4. Financial fraud attempt. The phishing emails asked clients to "verify their bank details" via a fake portal. Two clients entered their banking information before the firm realised what was happening.
The Cost
Emergency IT incident response£2,400 Website rebuild and hardening£1,800 Client notification letters (400 clients)£620 Credit monitoring for affected clients£1,600 Lost clients (12 left within 2 months)£~3,600 Staff time dealing with the breach£~980 Total£~11,000
And this was a best case scenario. The attacker's phishing attempt was caught early. If the bank detail changes had gone through, the losses would have been much higher — and TrustedBooks could have been liable.
What Went Wrong
We ran a security scan on the TrustedBooks website after the breach. Here is what we found:
- Exposed .env file — accessible to anyone who knew the URL. This is what gave the attacker everything they needed.

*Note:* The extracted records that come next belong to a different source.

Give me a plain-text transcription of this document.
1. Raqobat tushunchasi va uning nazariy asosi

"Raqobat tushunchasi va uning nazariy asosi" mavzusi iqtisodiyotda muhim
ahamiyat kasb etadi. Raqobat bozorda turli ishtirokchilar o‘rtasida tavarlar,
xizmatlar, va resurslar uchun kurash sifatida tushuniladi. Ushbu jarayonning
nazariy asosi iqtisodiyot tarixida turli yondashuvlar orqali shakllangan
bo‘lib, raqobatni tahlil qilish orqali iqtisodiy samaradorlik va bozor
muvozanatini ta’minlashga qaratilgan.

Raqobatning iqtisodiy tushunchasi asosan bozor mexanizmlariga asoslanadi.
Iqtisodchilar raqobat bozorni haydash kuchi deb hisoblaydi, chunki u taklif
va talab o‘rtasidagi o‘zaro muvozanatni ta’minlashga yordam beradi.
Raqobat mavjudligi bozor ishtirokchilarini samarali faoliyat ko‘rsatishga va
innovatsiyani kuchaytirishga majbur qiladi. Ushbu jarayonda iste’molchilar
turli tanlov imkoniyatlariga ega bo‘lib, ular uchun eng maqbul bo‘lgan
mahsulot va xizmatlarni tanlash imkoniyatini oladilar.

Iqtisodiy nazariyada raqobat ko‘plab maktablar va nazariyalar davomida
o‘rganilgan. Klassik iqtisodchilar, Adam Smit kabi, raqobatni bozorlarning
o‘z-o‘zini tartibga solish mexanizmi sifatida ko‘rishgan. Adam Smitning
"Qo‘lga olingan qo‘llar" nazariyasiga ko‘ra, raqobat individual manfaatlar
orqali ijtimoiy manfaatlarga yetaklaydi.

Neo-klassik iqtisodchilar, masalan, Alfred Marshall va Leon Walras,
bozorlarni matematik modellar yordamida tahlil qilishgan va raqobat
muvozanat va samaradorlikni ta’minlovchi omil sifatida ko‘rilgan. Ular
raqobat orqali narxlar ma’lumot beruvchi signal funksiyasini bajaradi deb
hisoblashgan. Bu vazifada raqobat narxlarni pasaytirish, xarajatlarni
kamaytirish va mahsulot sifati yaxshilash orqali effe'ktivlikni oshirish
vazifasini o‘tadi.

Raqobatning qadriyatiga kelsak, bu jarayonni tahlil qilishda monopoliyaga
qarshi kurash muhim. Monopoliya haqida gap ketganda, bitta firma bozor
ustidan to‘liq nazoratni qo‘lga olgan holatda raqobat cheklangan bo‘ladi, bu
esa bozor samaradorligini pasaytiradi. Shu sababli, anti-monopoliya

- No security headers — the site was missing Content-Security-Policy, X-Frame-Options, Strict-Transport-Security, and X-Content-Type-Options — all recommended by the NCSC's vulnerability management guidance. Six out of eight recommended headers were absent.
- Outdated WordPress core and plugins — three known vulnerabilities in plugins that had patches available but were never applied.
- Missing DMARC record — there was no DMARC policy on the domain. Even after the breach, the firm could not prevent future email spoofing because this DNS record was never set up.
- No cookie consent banner — a separate compliance issue that could have attracted an ICO fine on top of the breach costs.
How to Prevent This
Every single one of these issues would have been caught by an automated security scan. The breach was entirely preventable. Here is what every small business should do:
- Run a security scan. Tools like PulseShield check for exposed files, missing headers, SSL issues, email security gaps, and open ports in minutes. Try the free scan — it takes 30 seconds.
- Hide sensitive files. Your
.envfile, config files, and database dumps should never be web-accessible. A single line in your web server config blocks access to them. - Set up email authentication. SPF, DKIM, and DMARC records prevent attackers from sending emails that look like they came from your domain. Without DMARC, you have no protection against email spoofing.
- Keep software updated. WordPress, plugins, and server software should be updated as soon as security patches are released. Most breaches exploit known vulnerabilities in outdated software.
- Add security headers. These tell browsers how to protect your visitors. They are free to add and take minutes to configure.
- Set up ongoing monitoring. A one-off scan is good. Continuous monitoring is better. New vulnerabilities appear daily — you need to know about them before attackers do.
The Reality for UK Small Businesses
The NCSC reports that small businesses are the target of approximately 1,000 cyber attacks per day. The average cost of a breach for a UK small business is £4,200 — and 60% of small businesses that experience a significant breach go out of business within six months.
TrustedBooks was lucky. They caught it early, acted quickly, and survived. Many do not.
The uncomfortable truth is that most UK small business websites have at least 5 hidden security issues. They are easy to fix — but you cannot fix what you do not know about.